Aujourd'hui, c'était la reprise officielle du boulot même si, depuis vendredi, j'ai officieusement repris le collier et commencé à tâter la température du bouillon. Parlant de bouillon, on risque de le boire et jusqu'à la lie. C'est sans doute la plus merdique rentrée de toute mon histoire à l'éduc qui se profile et j'ai commencé en 78, mon bon monsieur. C'est bien simple, on a plus vite fait de dresser la liste de ce qui va (encore).

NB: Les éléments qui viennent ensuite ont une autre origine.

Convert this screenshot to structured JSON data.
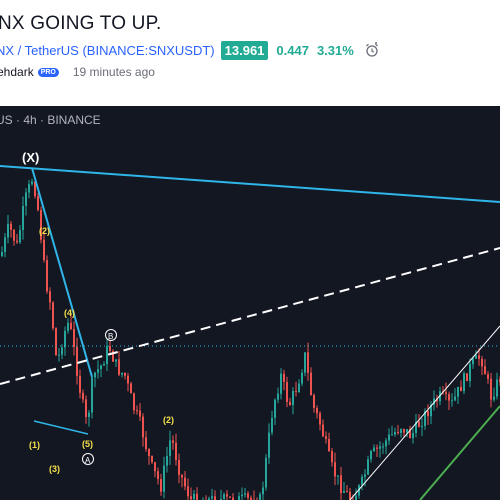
{
  "idea": {
    "title": "NX GOING TO UP.",
    "symbol": "NX / TetherUS (BINANCE:SNXUSDT)",
    "price": "13.961",
    "change": "0.447",
    "change_pct": "3.31%",
    "author": "ehdark",
    "author_badge": "PRO",
    "published": "19 minutes ago"
  },
  "chart": {
    "legend": "US · 4h · BINANCE",
    "annotations": {
      "x_label": "(X)",
      "w2": "(2)",
      "w4": "(4)",
      "w1": "(1)",
      "w3": "(3)",
      "w5": "(5)",
      "a": "A",
      "b": "B",
      "w2b": "(2)"
    },
    "colors": {
      "background": "#131722",
      "up": "#26a69a",
      "down": "#ef5350",
      "trendline": "#2fb5e8",
      "dashed": "#ffffff",
      "wave_labels": "#f5e04b",
      "support_line": "#4caf50"
    }
  }
}
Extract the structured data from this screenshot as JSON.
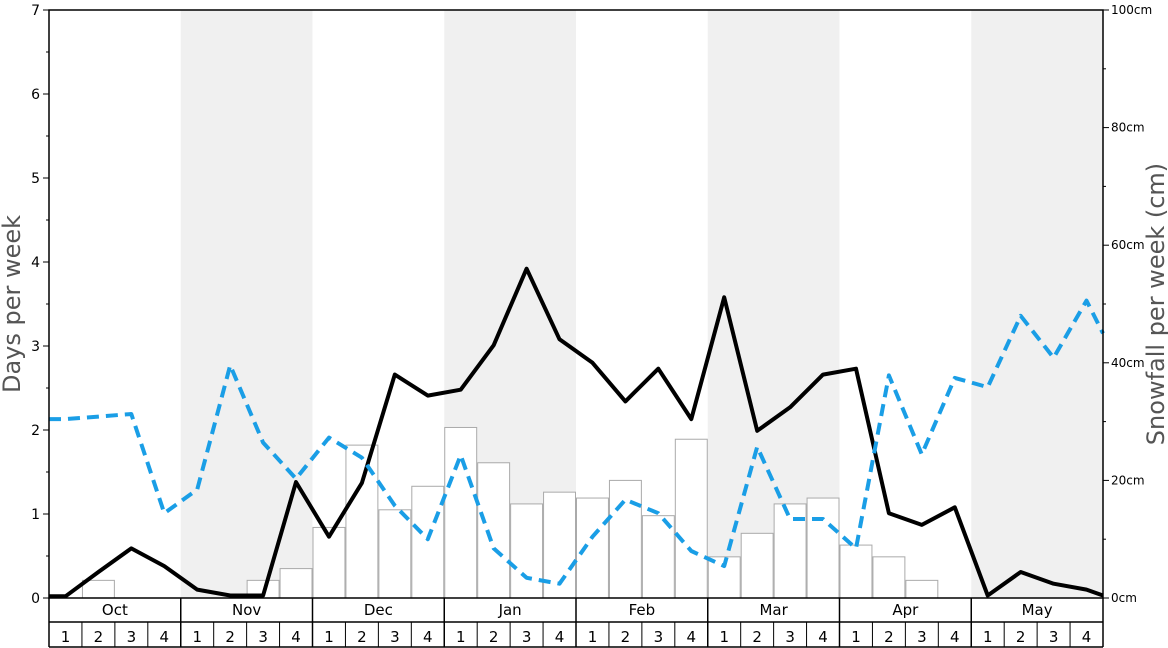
{
  "chart_data": {
    "type": "bar",
    "title": "",
    "ylabel_left": "Days per week",
    "ylabel_right": "Snowfall per week (cm)",
    "ylim_left": [
      0,
      7
    ],
    "yticks_left": [
      0,
      1,
      2,
      3,
      4,
      5,
      6,
      7
    ],
    "ylim_right": [
      0,
      100
    ],
    "yticks_right": [
      0,
      20,
      40,
      60,
      80,
      100
    ],
    "right_tick_suffix": "cm",
    "months": [
      "Oct",
      "Nov",
      "Dec",
      "Jan",
      "Feb",
      "Mar",
      "Apr",
      "May"
    ],
    "weeks": [
      "1",
      "2",
      "3",
      "4"
    ],
    "series": [
      {
        "kind": "bar",
        "axis": "right",
        "values": [
          0,
          3,
          0,
          0,
          0,
          0,
          3,
          5,
          12,
          26,
          15,
          19,
          29,
          23,
          16,
          18,
          17,
          20,
          14,
          27,
          7,
          11,
          16,
          17,
          9,
          7,
          3,
          0,
          0,
          0,
          0,
          0
        ]
      },
      {
        "kind": "line",
        "style": "solid",
        "axis": "left",
        "color": "#000000",
        "values": [
          0.02,
          0.31,
          0.59,
          0.38,
          0.1,
          0.03,
          0.03,
          1.38,
          0.73,
          1.37,
          2.66,
          2.41,
          2.48,
          3.01,
          3.92,
          3.08,
          2.8,
          2.34,
          2.73,
          2.13,
          3.58,
          1.99,
          2.27,
          2.66,
          2.73,
          1.01,
          0.87,
          1.08,
          0.03,
          0.31,
          0.17,
          0.1
        ]
      },
      {
        "kind": "line",
        "style": "dashed",
        "axis": "left",
        "color": "#1a9ee6",
        "values": [
          2.13,
          2.16,
          2.19,
          1.01,
          1.29,
          2.77,
          1.85,
          1.42,
          1.91,
          1.67,
          1.1,
          0.7,
          1.7,
          0.59,
          0.24,
          0.17,
          0.73,
          1.17,
          1.01,
          0.56,
          0.38,
          1.8,
          0.94,
          0.94,
          0.59,
          2.65,
          1.71,
          2.62,
          2.51,
          3.36,
          2.86,
          3.54
        ]
      }
    ],
    "series_end_values": {
      "dashed": 3.15,
      "solid": 0.03
    },
    "shaded_months": [
      "Nov",
      "Jan",
      "Mar",
      "May"
    ],
    "colors": {
      "band": "#f0f0f0",
      "bar_fill": "#ffffff",
      "bar_stroke": "#aaaaaa",
      "axis": "#000000",
      "axis_title": "#555555"
    }
  }
}
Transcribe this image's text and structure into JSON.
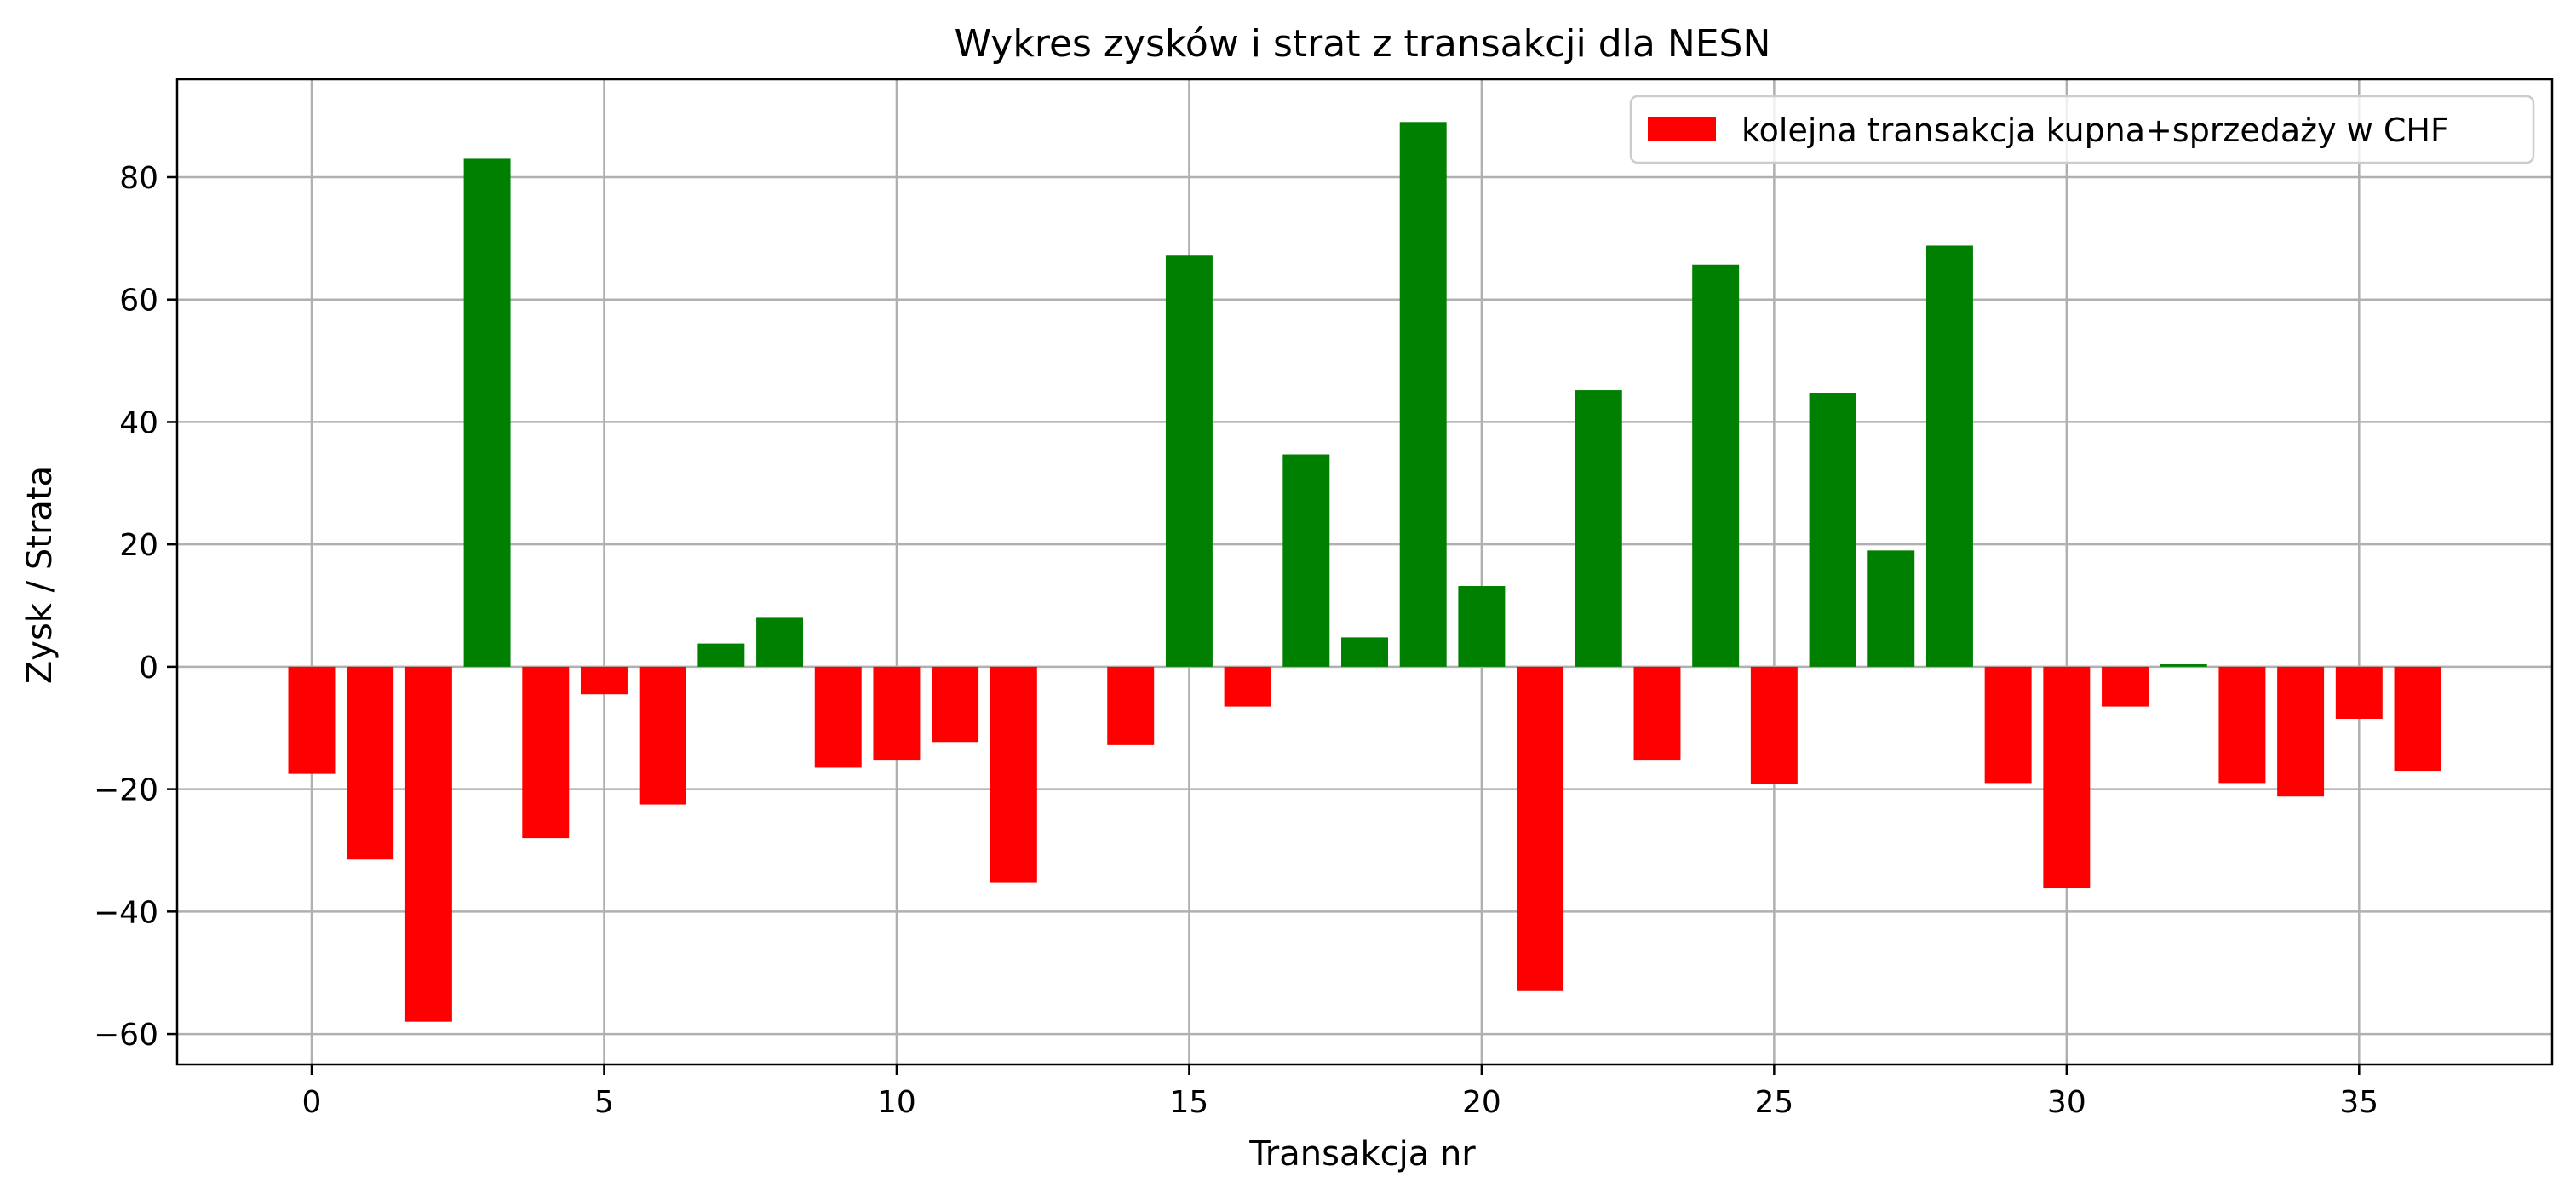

Le chantier (commencé en 2000 et terminé en 2006... ah,ben non, tiens) accuse un retard lamentable. Pour faire bref, on est quasiment au 28 août au même avancement qu'au 12 juillet. Et c'est les fonctionnaires les glandeurs.

2 des 5 niveaux à livrer sont sinistrés en raison du départ d'entreprises qui en avaient marre ou d'inondations causées par le départ de l'étancheur (il fait partie de ceux qui en avaient marre).

Les logements de fonction de 3 adjoints ont été repoussé toute l'année et bâclés début juillet les laissant rentrer dans des gourbis immondes et pleins de défauts, bonjour la prise de poste.

Le mobilier que la région avait oublié de commander au 13 juillet (oups, vous allez rire) a fait l'objet d'une gestion dans la précipitation avec une livraison, montage, installation durant la période de fermeture du bahut. Je crois qu'il faudra quelques photos pour donner une idée du bordel.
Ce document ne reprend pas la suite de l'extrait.